SHAKTIKHOR, Nepal (Reuters) - Nepal’s Maoist former rebels shed their camouflage uniforms Friday and began leaving their camps to join their families in a first step to their reintegration five years after the end of a civil war.
The rehabilitation of more than 19,000 former rebels is seen as crucial for the stability of the nascent Himalayan republic wedged between India and China.
The Maoists led an armed revolt for the abolition of the 239-year-old monarchy and say they champion the interests of the destitute in South Asia’s poorest country.
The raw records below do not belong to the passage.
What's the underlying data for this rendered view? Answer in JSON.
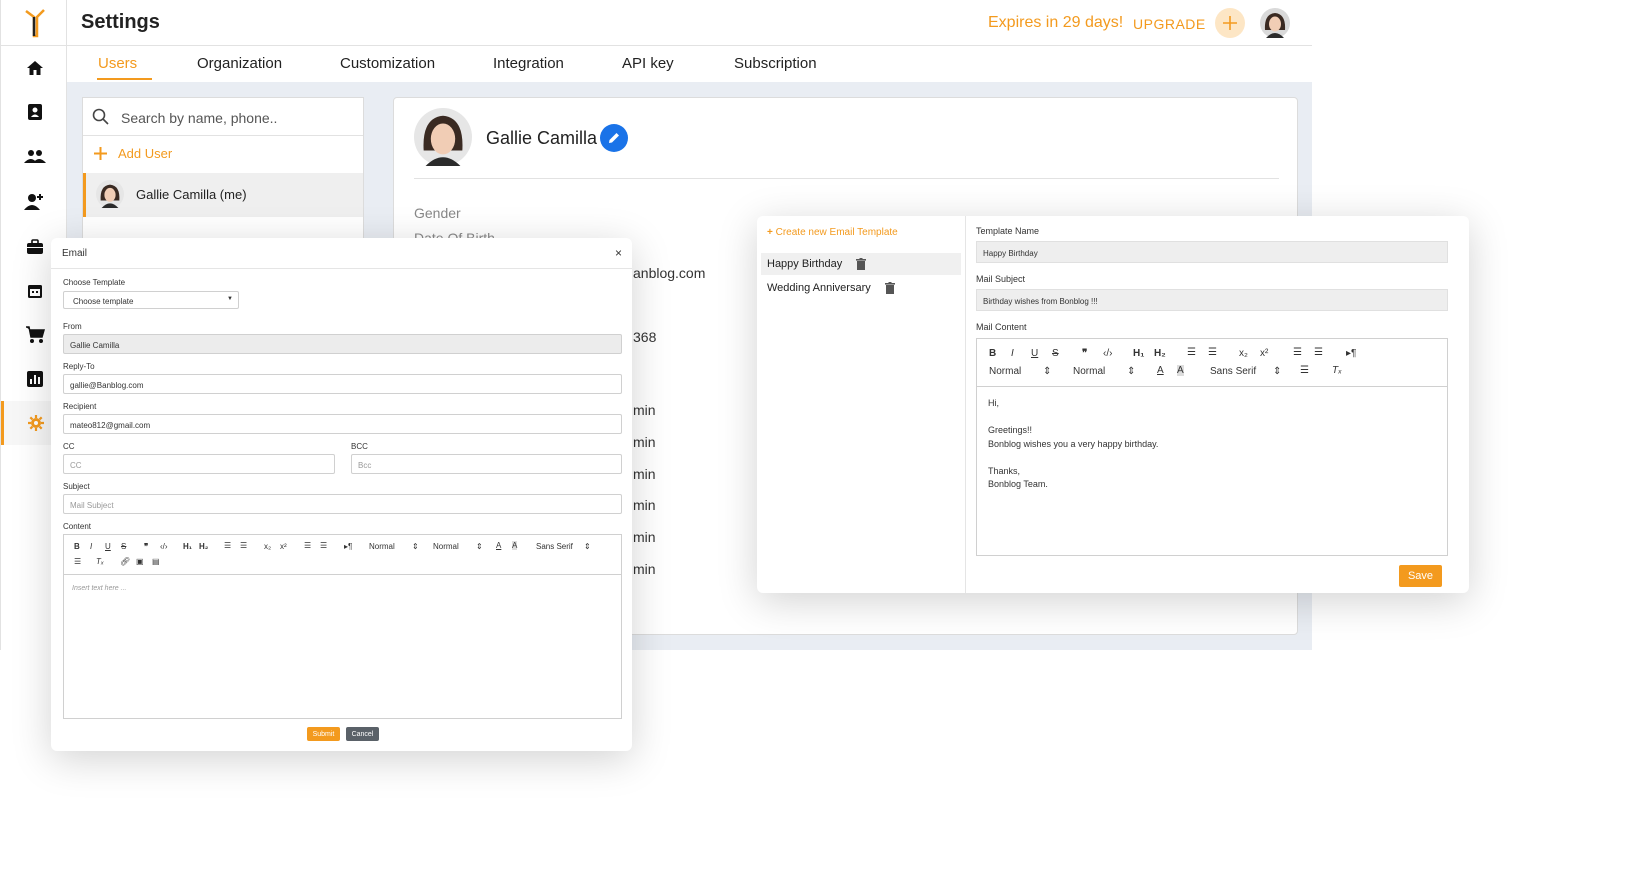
{
  "app": {
    "title": "Settings",
    "expires": "Expires in 29 days!",
    "upgrade": "UPGRADE",
    "accent_color": "#f39a1e",
    "tabs": [
      "Users",
      "Organization",
      "Customization",
      "Integration",
      "API key",
      "Subscription"
    ],
    "active_tab": "Users",
    "sidebar_icons": [
      "home-icon",
      "contacts-icon",
      "users-icon",
      "add-user-icon",
      "briefcase-icon",
      "calendar-icon",
      "cart-icon",
      "chart-icon",
      "gear-icon"
    ]
  },
  "users": {
    "search_placeholder": "Search by name, phone..",
    "add_user": "Add User",
    "list": [
      {
        "name": "Gallie Camilla (me)"
      }
    ]
  },
  "profile": {
    "name": "Gallie Camilla",
    "labels": {
      "gender": "Gender",
      "dob": "Date Of Birth"
    },
    "visible_fragments": {
      "email_tail": "anblog.com",
      "phone_tail": "368",
      "min": "min"
    }
  },
  "email_modal": {
    "title": "Email",
    "close": "×",
    "choose_template_label": "Choose Template",
    "choose_template_value": "Choose template",
    "from_label": "From",
    "from_value": "Gallie Camilla",
    "reply_to_label": "Reply-To",
    "reply_to_value": "gallie@Banblog.com",
    "recipient_label": "Recipient",
    "recipient_value": "mateo812@gmail.com",
    "cc_label": "CC",
    "cc_placeholder": "CC",
    "bcc_label": "BCC",
    "bcc_placeholder": "Bcc",
    "subject_label": "Subject",
    "subject_placeholder": "Mail Subject",
    "content_label": "Content",
    "toolbar": {
      "normal1": "Normal",
      "normal2": "Normal",
      "font": "Sans Serif"
    },
    "content_placeholder": "Insert text here ...",
    "submit": "Submit",
    "cancel": "Cancel"
  },
  "template_panel": {
    "create": "Create new Email Template",
    "templates": [
      "Happy Birthday",
      "Wedding Anniversary"
    ],
    "template_name_label": "Template Name",
    "template_name_value": "Happy Birthday",
    "mail_subject_label": "Mail Subject",
    "mail_subject_value": "Birthday wishes from Bonblog !!!",
    "mail_content_label": "Mail Content",
    "toolbar": {
      "normal1": "Normal",
      "normal2": "Normal",
      "font": "Sans Serif"
    },
    "body_lines": [
      "Hi,",
      "",
      "Greetings!!",
      "Bonblog wishes you a very happy birthday.",
      "",
      "Thanks,",
      "Bonblog Team."
    ],
    "save": "Save"
  }
}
Authorities began sending home combatants wanting to end their military career and rejoin their families. More than 7,300 fighters are expected to leave the camps within two weeks.
“I am sorry because I leave behind friends with whom I fought and lived together. But I am happy because the departure from the camp will help move forward the peace process,” said Udaya Bahadur Chalaune, 34, a rebel commander in the jungle camp of Shaktikhor, 80 km (50 miles) southwest of Kathmandu.
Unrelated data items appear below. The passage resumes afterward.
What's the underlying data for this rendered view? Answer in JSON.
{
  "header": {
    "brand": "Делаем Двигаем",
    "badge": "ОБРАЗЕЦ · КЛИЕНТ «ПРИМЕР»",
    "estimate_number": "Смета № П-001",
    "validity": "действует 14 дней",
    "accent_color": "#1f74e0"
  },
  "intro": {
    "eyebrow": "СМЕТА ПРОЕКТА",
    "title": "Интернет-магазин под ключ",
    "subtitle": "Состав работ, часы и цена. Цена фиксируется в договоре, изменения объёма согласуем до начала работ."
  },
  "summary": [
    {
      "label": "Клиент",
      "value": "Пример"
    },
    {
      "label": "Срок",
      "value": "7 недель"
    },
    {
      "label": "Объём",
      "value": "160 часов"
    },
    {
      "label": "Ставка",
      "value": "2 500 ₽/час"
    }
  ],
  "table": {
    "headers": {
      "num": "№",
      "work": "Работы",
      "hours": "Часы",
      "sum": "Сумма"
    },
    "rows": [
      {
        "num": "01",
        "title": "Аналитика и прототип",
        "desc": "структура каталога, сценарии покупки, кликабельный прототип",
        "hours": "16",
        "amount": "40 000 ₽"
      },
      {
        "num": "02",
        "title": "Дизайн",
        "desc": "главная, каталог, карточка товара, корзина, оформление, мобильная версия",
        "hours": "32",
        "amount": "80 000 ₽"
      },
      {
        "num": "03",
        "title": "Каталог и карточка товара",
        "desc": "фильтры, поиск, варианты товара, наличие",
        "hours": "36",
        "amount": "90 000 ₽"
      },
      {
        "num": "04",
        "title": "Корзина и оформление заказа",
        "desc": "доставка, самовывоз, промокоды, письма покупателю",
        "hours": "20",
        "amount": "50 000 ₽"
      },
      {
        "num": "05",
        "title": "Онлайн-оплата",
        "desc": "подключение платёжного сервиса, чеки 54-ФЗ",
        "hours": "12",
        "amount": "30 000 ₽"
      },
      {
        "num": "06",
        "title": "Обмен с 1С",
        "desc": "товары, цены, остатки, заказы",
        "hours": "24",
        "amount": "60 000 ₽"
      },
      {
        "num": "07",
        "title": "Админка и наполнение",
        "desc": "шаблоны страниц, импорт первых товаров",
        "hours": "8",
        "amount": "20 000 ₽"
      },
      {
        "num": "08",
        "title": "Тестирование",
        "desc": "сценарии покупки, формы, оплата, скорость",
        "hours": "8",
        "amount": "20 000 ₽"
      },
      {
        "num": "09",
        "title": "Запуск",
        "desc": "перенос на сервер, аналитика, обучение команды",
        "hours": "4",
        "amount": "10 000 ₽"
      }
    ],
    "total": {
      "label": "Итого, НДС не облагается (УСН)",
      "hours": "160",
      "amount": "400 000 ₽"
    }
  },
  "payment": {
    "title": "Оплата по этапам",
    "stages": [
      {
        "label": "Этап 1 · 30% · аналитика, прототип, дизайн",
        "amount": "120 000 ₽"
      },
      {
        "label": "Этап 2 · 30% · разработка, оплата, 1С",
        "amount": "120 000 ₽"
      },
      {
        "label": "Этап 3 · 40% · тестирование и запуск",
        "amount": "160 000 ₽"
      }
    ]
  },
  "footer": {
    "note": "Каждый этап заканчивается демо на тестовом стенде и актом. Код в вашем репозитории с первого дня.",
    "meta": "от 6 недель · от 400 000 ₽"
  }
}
“This will also help the preparation of the new republican constitution.”
The Maoists are now part of Nepal’s political mainstream. Baburam Bhattarai, a senior Maoist leader, was elected prime minister in August last year.
However, their future has remained a major sticking point in the peace process, which ended the decade-long conflict in 2006 - a revolt which killed more than 16,000 people.
“This will boost the stalled peace process, but several potential complications lie ahead,” said analyst Bishnu Raj Upreti, who teaches conflict management at Kathmandu University.
The 27 Maoist camps set up in 2006 were monitored by the United Nations until January last year, when a government committee took over. The Maoists and other political parties agreed in November to integrate some fighters into the army and provide education, training and financial aid to the rest.
Upreti said remaining challenges included decisions on the former rebels’ ranks and training and their new relationship with the army soldiers they fought against in the war.
Those Maoists wishing to join the army will remain in the camps for now. The military establishment had resisted integrating their former foes, saying they had been indoctrinated.
Authorities say the role of the Maoists will be restricted to non-combat operations such as the construction of development projects, emergency rescue operations and patrolling forests. Terms of their joining the army are yet to be agreed upon.
Nepal’s first constitution after the abolition of the monarchy was meant to be drafted by May 2010. But differences over its content and a lack of agreement over the future of the rebels put back the deadline, now set for May this year.